July 2025

Prisoners serving a life sentence are easier to work with than those facing shorter terms, according to John Mills, a prison officer for 15 years. His experience of working in prisons in Maidstone and Holloway showed that “lifers were the easiest group I worked with. Once a lifer is told to serve a life sentence, they make a life for themselves in prison. They work with the system rather than against it.” 

Speaking to a 30-strong audience in the MMF”s Museum Friends’ shop in Fremlin Walk Maidstone on July 10, 2025, John said that working in Holloway revealed a difference between male and female prisoners. Women always asked “why?” when asked to do something. He managed the “pregnant” unit in Holloway, once the largest female prison in Europe that closed in 2016. Babies and young children can stay with their mothers in prison for the first three years of their lives. He rejected the public perception that prisoners, male or female, have a “cushy” time in jail. 
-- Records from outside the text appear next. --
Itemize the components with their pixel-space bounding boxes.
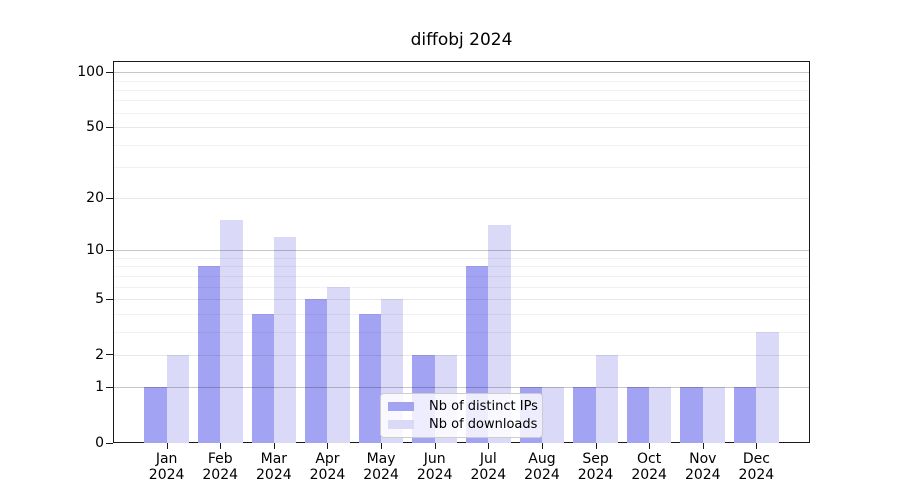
x-tick-year: 2024 — [148, 467, 185, 483]
x-tick-jan — [166, 443, 168, 449]
y-tick-label-20: 20 — [86, 190, 104, 207]
x-tick-year: 2024 — [524, 467, 560, 483]
legend-label-downloads: Nb of downloads — [429, 417, 538, 432]
x-tick-month: May — [366, 451, 396, 467]
x-tick-aug — [541, 443, 543, 449]
y-tick-1 — [106, 386, 113, 388]
x-tick-month: Oct — [637, 451, 662, 467]
y-tick-label-2: 2 — [95, 346, 104, 363]
x-tick-year: 2024 — [256, 467, 292, 483]
x-tick-apr — [327, 443, 329, 449]
plot-area — [113, 61, 810, 443]
x-tick-month: Jan — [155, 451, 178, 467]
x-tick-jul — [488, 443, 490, 449]
x-tick-month: Apr — [315, 451, 340, 467]
y-tick-10 — [106, 249, 113, 251]
x-tick-jun — [434, 443, 436, 449]
x-tick-label-jan: Jan 2024 — [135, 451, 199, 483]
y-tick-2 — [106, 354, 113, 356]
x-tick-year: 2024 — [631, 467, 667, 483]
y-tick-50 — [106, 126, 113, 128]
y-tick-label-1: 1 — [95, 379, 104, 396]
legend-swatch-downloads-icon — [388, 420, 414, 429]
x-tick-label-jun: Jun 2024 — [403, 451, 467, 483]
legend-item-downloads: Nb of downloads — [388, 418, 542, 432]
x-tick-year: 2024 — [202, 467, 239, 483]
legend-item-distinct-ips: Nb of distinct IPs — [388, 400, 542, 414]
x-tick-label-may: May 2024 — [349, 451, 413, 483]
x-tick-month: Mar — [260, 451, 288, 467]
x-tick-label-feb: Feb 2024 — [188, 451, 252, 483]
x-tick-label-dec: Dec 2024 — [724, 451, 788, 483]
y-tick-100 — [106, 71, 113, 73]
y-tick-label-5: 5 — [95, 291, 104, 307]
x-tick-label-jul: Jul 2024 — [456, 451, 520, 483]
x-tick-label-sep: Sep 2024 — [564, 451, 628, 483]
x-tick-month: Sep — [582, 451, 609, 467]
x-tick-month: Nov — [689, 451, 717, 467]
legend-swatch-distinct-ips-icon — [388, 402, 414, 411]
y-tick-20 — [106, 197, 113, 199]
x-tick-mar — [273, 443, 275, 449]
x-tick-month: Aug — [528, 451, 556, 467]
x-tick-month: Feb — [207, 451, 233, 467]
y-tick-0 — [106, 442, 113, 444]
y-tick-label-50: 50 — [86, 119, 104, 136]
x-tick-label-mar: Mar 2024 — [242, 451, 306, 483]
legend-label-distinct-ips: Nb of distinct IPs — [429, 399, 538, 414]
x-tick-year: 2024 — [470, 467, 507, 483]
x-tick-label-oct: Oct 2024 — [617, 451, 681, 483]
x-tick-label-aug: Aug 2024 — [510, 451, 574, 483]
x-tick-month: Dec — [742, 451, 770, 467]
x-tick-label-apr: Apr 2024 — [295, 451, 359, 483]
x-tick-year: 2024 — [309, 467, 346, 483]
legend: Nb of distinct IPs Nb of downloads — [380, 393, 543, 438]
x-tick-year: 2024 — [416, 467, 453, 483]
x-tick-month: Jul — [479, 451, 497, 467]
x-tick-dec — [756, 443, 758, 449]
x-tick-nov — [702, 443, 704, 449]
x-tick-year: 2024 — [577, 467, 614, 483]
x-tick-sep — [595, 443, 597, 449]
x-tick-may — [381, 443, 383, 449]
x-tick-year: 2024 — [738, 467, 775, 483]
x-tick-feb — [220, 443, 222, 449]
y-tick-label-0: 0 — [95, 435, 104, 451]
x-tick-month: Jun — [423, 451, 446, 467]
x-tick-year: 2024 — [363, 467, 399, 483]
x-tick-year: 2024 — [684, 467, 721, 483]
x-tick-label-nov: Nov 2024 — [671, 451, 735, 483]
y-tick-label-10: 10 — [86, 242, 104, 259]
x-tick-oct — [649, 443, 651, 449]
chart-title: diffobj 2024 — [410, 30, 513, 50]
y-tick-5 — [106, 298, 113, 300]
y-tick-label-100: 100 — [77, 64, 104, 81]
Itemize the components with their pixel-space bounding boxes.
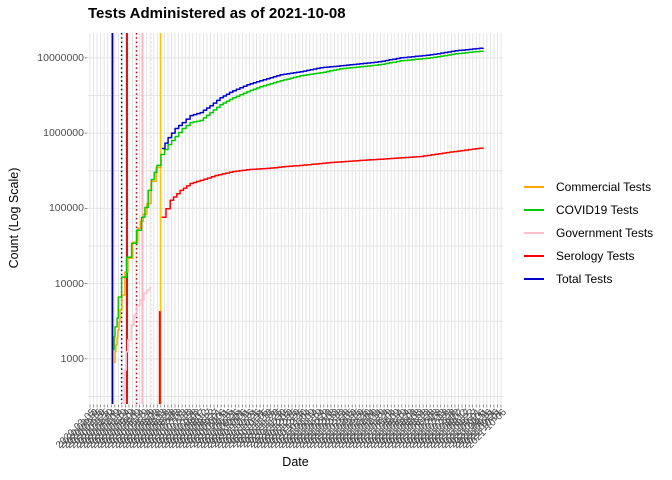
legend: Commercial Tests COVID19 Tests Government … xyxy=(524,175,653,290)
legend-item-label: Commercial Tests xyxy=(556,179,652,194)
plot-svg xyxy=(84,33,503,408)
x-axis-title: Date xyxy=(282,455,309,469)
series-line-government-tests xyxy=(121,287,151,404)
legend-item: Government Tests xyxy=(524,221,653,244)
series-line-serology-tests xyxy=(161,147,484,219)
y-tick-label: 1000000 xyxy=(43,127,84,140)
legend-line-swatch xyxy=(524,185,544,188)
legend-item-label: Government Tests xyxy=(556,225,654,240)
legend-line-swatch xyxy=(524,277,544,280)
legend-item-label: Total Tests xyxy=(556,271,613,286)
y-tick-label: 10000000 xyxy=(37,51,84,64)
legend-item: COVID19 Tests xyxy=(524,198,653,221)
legend-item-label: COVID19 Tests xyxy=(556,202,639,217)
y-tick-label: 1000 xyxy=(60,352,84,365)
plot-panel xyxy=(84,33,503,408)
legend-item-label: Serology Tests xyxy=(556,248,635,263)
y-tick-label: 10000 xyxy=(54,277,84,290)
legend-line-swatch xyxy=(524,254,544,257)
y-tick-label: 100000 xyxy=(48,202,84,215)
legend-item: Commercial Tests xyxy=(524,175,653,198)
series-line-total-tests xyxy=(161,47,484,150)
legend-item: Total Tests xyxy=(524,267,653,290)
chart-title: Tests Administered as of 2021-10-08 xyxy=(88,5,346,22)
y-axis-tick-labels: 10000000 1000000 100000 10000 1000 xyxy=(0,0,84,480)
series-line-covid19-tests xyxy=(112,50,484,351)
legend-line-swatch xyxy=(524,208,544,211)
legend-item: Serology Tests xyxy=(524,244,653,267)
legend-line-swatch xyxy=(524,231,544,234)
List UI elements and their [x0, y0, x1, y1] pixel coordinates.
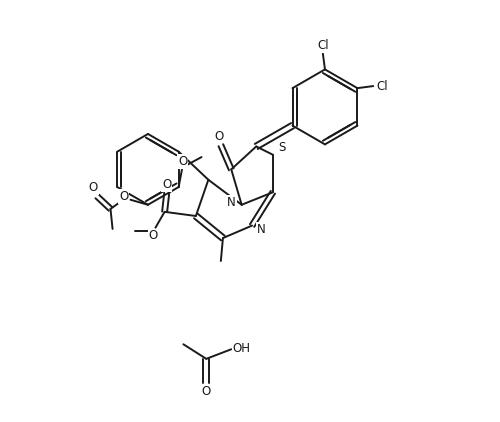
Text: OH: OH — [232, 341, 250, 354]
Text: Cl: Cl — [317, 39, 328, 52]
Text: O: O — [214, 130, 224, 143]
Text: O: O — [202, 385, 211, 398]
Text: O: O — [88, 181, 98, 194]
Text: O: O — [119, 190, 128, 203]
Text: O: O — [162, 178, 172, 191]
Text: O: O — [149, 230, 158, 243]
Text: S: S — [278, 141, 286, 154]
Text: N: N — [227, 196, 235, 209]
Text: O: O — [178, 155, 188, 168]
Text: N: N — [257, 223, 266, 236]
Text: Cl: Cl — [376, 80, 388, 92]
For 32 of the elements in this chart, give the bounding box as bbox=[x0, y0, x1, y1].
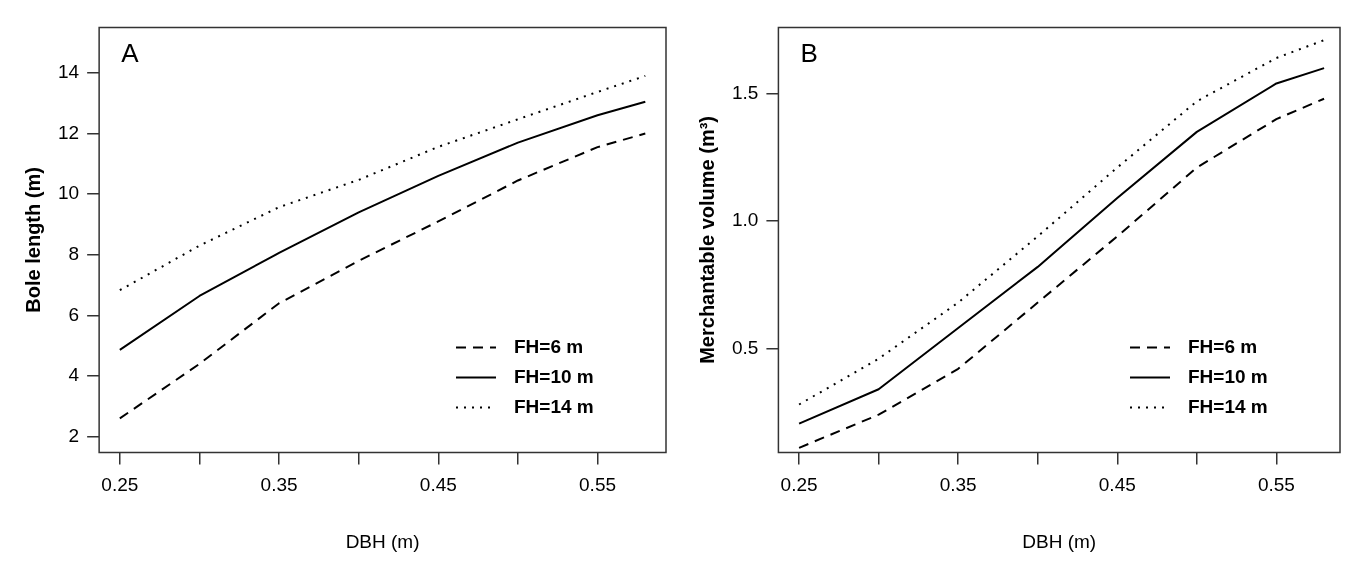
y-axis-title: Bole length (m) bbox=[21, 167, 44, 313]
y-tick-label: 0.5 bbox=[731, 336, 759, 358]
legend-label: FH=10 m bbox=[1188, 365, 1268, 387]
x-tick-label: 0.55 bbox=[579, 474, 617, 496]
line-series bbox=[118, 74, 647, 292]
annotation: B bbox=[800, 37, 818, 68]
line-series bbox=[118, 132, 647, 420]
x-tick-label: 0.55 bbox=[1257, 474, 1295, 496]
legend-label: FH=6 m bbox=[1188, 335, 1258, 357]
y-tick-label: 1.5 bbox=[731, 81, 759, 103]
x-axis-title: DBH (m) bbox=[345, 530, 420, 552]
x-tick-label: 0.45 bbox=[1098, 474, 1136, 496]
x-tick-label: 0.35 bbox=[260, 474, 298, 496]
x-tick-label: 0.45 bbox=[419, 474, 457, 496]
y-tick-label: 6 bbox=[68, 303, 80, 325]
y-tick-label: 8 bbox=[68, 242, 80, 264]
y-tick-label: 10 bbox=[57, 182, 80, 204]
y-tick-label: 4 bbox=[68, 364, 80, 386]
x-tick-label: 0.25 bbox=[780, 474, 818, 496]
x-tick-label: 0.25 bbox=[101, 474, 139, 496]
legend-label: FH=6 m bbox=[514, 335, 584, 357]
legend-label: FH=10 m bbox=[514, 365, 594, 387]
annotation: A bbox=[121, 37, 140, 68]
legend-label: FH=14 m bbox=[514, 395, 594, 417]
y-tick-label: 14 bbox=[57, 61, 80, 83]
y-tick-label: 12 bbox=[57, 121, 80, 143]
legend-label: FH=14 m bbox=[1188, 395, 1268, 417]
x-axis-title: DBH (m) bbox=[1022, 530, 1097, 552]
x-tick-label: 0.35 bbox=[939, 474, 977, 496]
y-axis-title: Merchantable volume (m³) bbox=[695, 115, 718, 364]
y-tick-label: 1.0 bbox=[731, 209, 759, 231]
y-tick-label: 2 bbox=[68, 424, 80, 446]
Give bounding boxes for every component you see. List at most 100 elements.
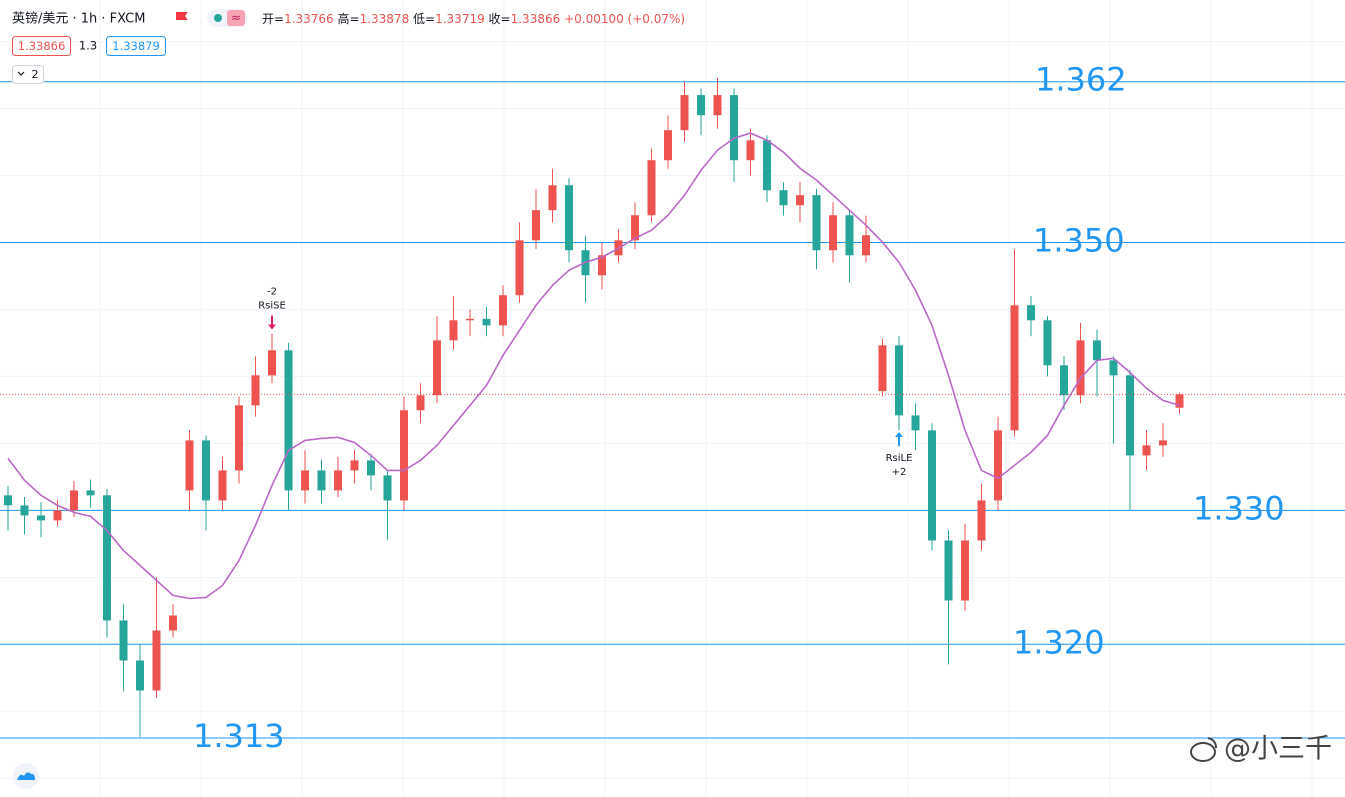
candle-body bbox=[697, 95, 705, 116]
watermark-text: @小三千 bbox=[1224, 734, 1332, 765]
candle-body bbox=[895, 345, 903, 416]
candle-body bbox=[598, 255, 606, 276]
ohlc-value: 1.33766 bbox=[284, 12, 334, 26]
candle-body bbox=[301, 470, 309, 491]
ohlc-label: 高= bbox=[338, 11, 360, 26]
candle-body bbox=[268, 350, 276, 376]
candle-body bbox=[647, 160, 656, 216]
status-dot bbox=[214, 14, 222, 22]
ohlc-label: 低= bbox=[413, 12, 435, 26]
level-label: 1.330 bbox=[1193, 489, 1285, 527]
candle-body bbox=[383, 475, 392, 501]
candle-body bbox=[796, 195, 804, 206]
symbol[interactable]: 英镑/美元 · 1h · FXCM bbox=[12, 11, 145, 27]
candle-body bbox=[829, 215, 837, 251]
logo bbox=[17, 772, 35, 780]
candle-body bbox=[482, 318, 491, 326]
candle-body bbox=[466, 318, 474, 321]
candle-body bbox=[713, 95, 722, 116]
level-label: 1.350 bbox=[1033, 221, 1125, 259]
candle-body bbox=[20, 505, 29, 516]
candle-body bbox=[119, 620, 128, 661]
candle-body bbox=[565, 185, 573, 251]
candle-body bbox=[202, 440, 210, 501]
candle-body bbox=[845, 215, 854, 256]
ohlc-value: 1.33866 bbox=[511, 12, 561, 26]
candle-body bbox=[730, 95, 738, 161]
candle-body bbox=[944, 540, 953, 601]
candle-body bbox=[218, 470, 227, 501]
candle-body bbox=[1126, 375, 1134, 456]
overlay: -2 RsiSE RsiLE +2 bbox=[0, 132, 1345, 600]
candle-body bbox=[1060, 365, 1068, 396]
indicator-count[interactable]: 2 bbox=[32, 68, 39, 81]
candle-body bbox=[53, 510, 62, 521]
candle-body bbox=[4, 495, 12, 506]
candle-body bbox=[86, 490, 95, 496]
indicator-toggle[interactable] bbox=[12, 65, 44, 84]
candle-body bbox=[1076, 340, 1085, 396]
ohlc-value: 1.33878 bbox=[360, 12, 410, 26]
candle-body bbox=[977, 500, 986, 541]
candle-body bbox=[515, 240, 524, 296]
candle-body bbox=[416, 395, 425, 411]
sell-price[interactable]: 1.33866 bbox=[18, 39, 66, 53]
buy-price[interactable]: 1.33879 bbox=[112, 39, 160, 53]
candle-body bbox=[449, 320, 458, 341]
signal-qty: -2 bbox=[267, 287, 277, 298]
level-label: 1.362 bbox=[1035, 61, 1127, 99]
ohlc: 开=1.33766 高=1.33878 低=1.33719 收=1.33866 … bbox=[262, 11, 685, 26]
candle-body bbox=[235, 405, 243, 471]
candle-body bbox=[433, 340, 441, 396]
signal-name: RsiSE bbox=[258, 301, 286, 312]
moving-average bbox=[7, 132, 1180, 600]
candle-body bbox=[367, 460, 375, 476]
flag-icon[interactable] bbox=[176, 12, 188, 20]
sell-box[interactable] bbox=[12, 36, 71, 56]
candle-body bbox=[317, 470, 326, 491]
candle-body bbox=[928, 430, 936, 541]
weibo-icon-arc bbox=[1207, 737, 1217, 749]
signal-name: RsiLE bbox=[886, 453, 913, 464]
watermark: @小三千 bbox=[1190, 734, 1332, 765]
candle-body bbox=[185, 440, 194, 491]
candle-body bbox=[779, 190, 788, 206]
levels: 1.362 1.350 1.330 1.320 1.313 bbox=[0, 61, 1345, 755]
candle-body bbox=[548, 185, 557, 211]
candle-body bbox=[763, 140, 771, 191]
signal-arrow bbox=[895, 431, 903, 446]
candle-body bbox=[961, 540, 969, 601]
candles bbox=[4, 77, 1184, 737]
signal-qty: +2 bbox=[892, 467, 907, 478]
signal-arrow bbox=[268, 315, 276, 330]
candle-body bbox=[169, 615, 177, 631]
weibo-icon bbox=[1190, 742, 1216, 762]
candle-body bbox=[103, 495, 111, 621]
candle-body bbox=[664, 130, 672, 161]
market-icon-glyph: ≈ bbox=[231, 11, 241, 25]
candle-body bbox=[1027, 305, 1035, 321]
market-icon bbox=[227, 10, 245, 26]
buy-box[interactable] bbox=[106, 36, 166, 56]
candle-body bbox=[400, 410, 408, 501]
ohlc-label: 开= bbox=[262, 12, 284, 26]
candle-body bbox=[812, 195, 821, 251]
candle-body bbox=[1093, 340, 1101, 361]
chevron bbox=[17, 71, 25, 76]
candle-body bbox=[862, 235, 870, 256]
candle-body bbox=[1159, 440, 1167, 446]
candle-body bbox=[152, 630, 161, 691]
ohlc-value: 1.33719 bbox=[435, 12, 485, 26]
candle-body bbox=[334, 470, 342, 491]
candle-body bbox=[746, 140, 755, 161]
candle-body bbox=[994, 430, 1002, 501]
level-label: 1.320 bbox=[1013, 623, 1105, 661]
candle-body bbox=[680, 95, 689, 131]
candle-body bbox=[1043, 320, 1052, 366]
candle-body bbox=[1142, 445, 1151, 456]
candle-body bbox=[499, 295, 507, 326]
level-label: 1.313 bbox=[193, 717, 285, 755]
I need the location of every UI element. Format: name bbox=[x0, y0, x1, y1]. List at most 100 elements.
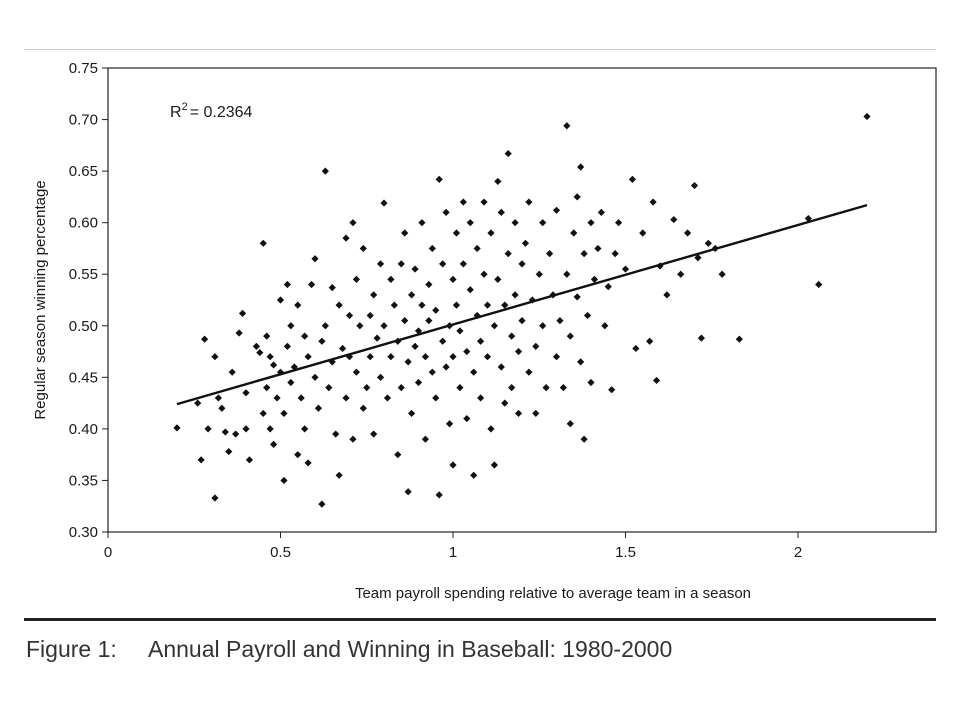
scatter-point bbox=[345, 311, 354, 320]
scatter-point bbox=[297, 394, 305, 402]
top-rule bbox=[24, 49, 936, 50]
scatter-point bbox=[621, 265, 630, 273]
scatter-point bbox=[283, 280, 291, 289]
scatter-point bbox=[697, 334, 705, 342]
scatter-point bbox=[463, 414, 471, 423]
scatter-point bbox=[252, 342, 260, 350]
scatter-point bbox=[221, 428, 229, 436]
x-axis-title: Team payroll spending relative to averag… bbox=[355, 585, 751, 602]
scatter-point bbox=[583, 311, 592, 320]
scatter-point bbox=[432, 394, 440, 402]
scatter-point bbox=[608, 386, 616, 394]
scatter-point bbox=[201, 335, 209, 343]
scatter-point bbox=[501, 399, 509, 407]
plot-area bbox=[107, 67, 937, 533]
scatter-point bbox=[504, 250, 512, 258]
scatter-point bbox=[425, 280, 433, 289]
scatter-point bbox=[508, 384, 516, 392]
scatter-point bbox=[314, 404, 323, 412]
scatter-point bbox=[366, 311, 374, 320]
scatter-point bbox=[225, 447, 233, 456]
scatter-point bbox=[615, 219, 623, 227]
scatter-point bbox=[494, 177, 502, 186]
scatter-point bbox=[242, 389, 250, 397]
scatter-point bbox=[594, 244, 602, 253]
scatter-point bbox=[815, 280, 823, 289]
scatter-point bbox=[370, 291, 378, 299]
scatter-point bbox=[690, 181, 699, 190]
scatter-point bbox=[356, 322, 364, 330]
plot-frame bbox=[107, 67, 937, 533]
scatter-point bbox=[301, 425, 309, 433]
scatter-point bbox=[197, 456, 205, 464]
scatter-point bbox=[339, 344, 347, 353]
scatter-point bbox=[559, 384, 567, 392]
scatter-point bbox=[532, 342, 540, 350]
scatter-point bbox=[408, 409, 416, 418]
scatter-point bbox=[449, 353, 457, 361]
scatter-point bbox=[580, 250, 588, 258]
scatter-point bbox=[266, 425, 274, 433]
scatter-point bbox=[397, 384, 405, 392]
scatter-point bbox=[542, 384, 550, 392]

Many face bullying, one of the service’s biggest challenges. “Life inside is not a soft option. It’s a far cry from a holiday camp.” Prisoner numbers have leapt from 45,000 to 87,000 over the past 40 years without a corresponding increase in staffing levels that remain around 25,000.  No new prisons have been built and the service has been low down the list of spending priorities, he claimed. But John was pleased with one of the most significant prison improvements in recent years – the provision of a toilet in every male “cell” – or “room” in a female prison.

MMF Talk Life in Prisons
A large audience learns from John Mills about life inside.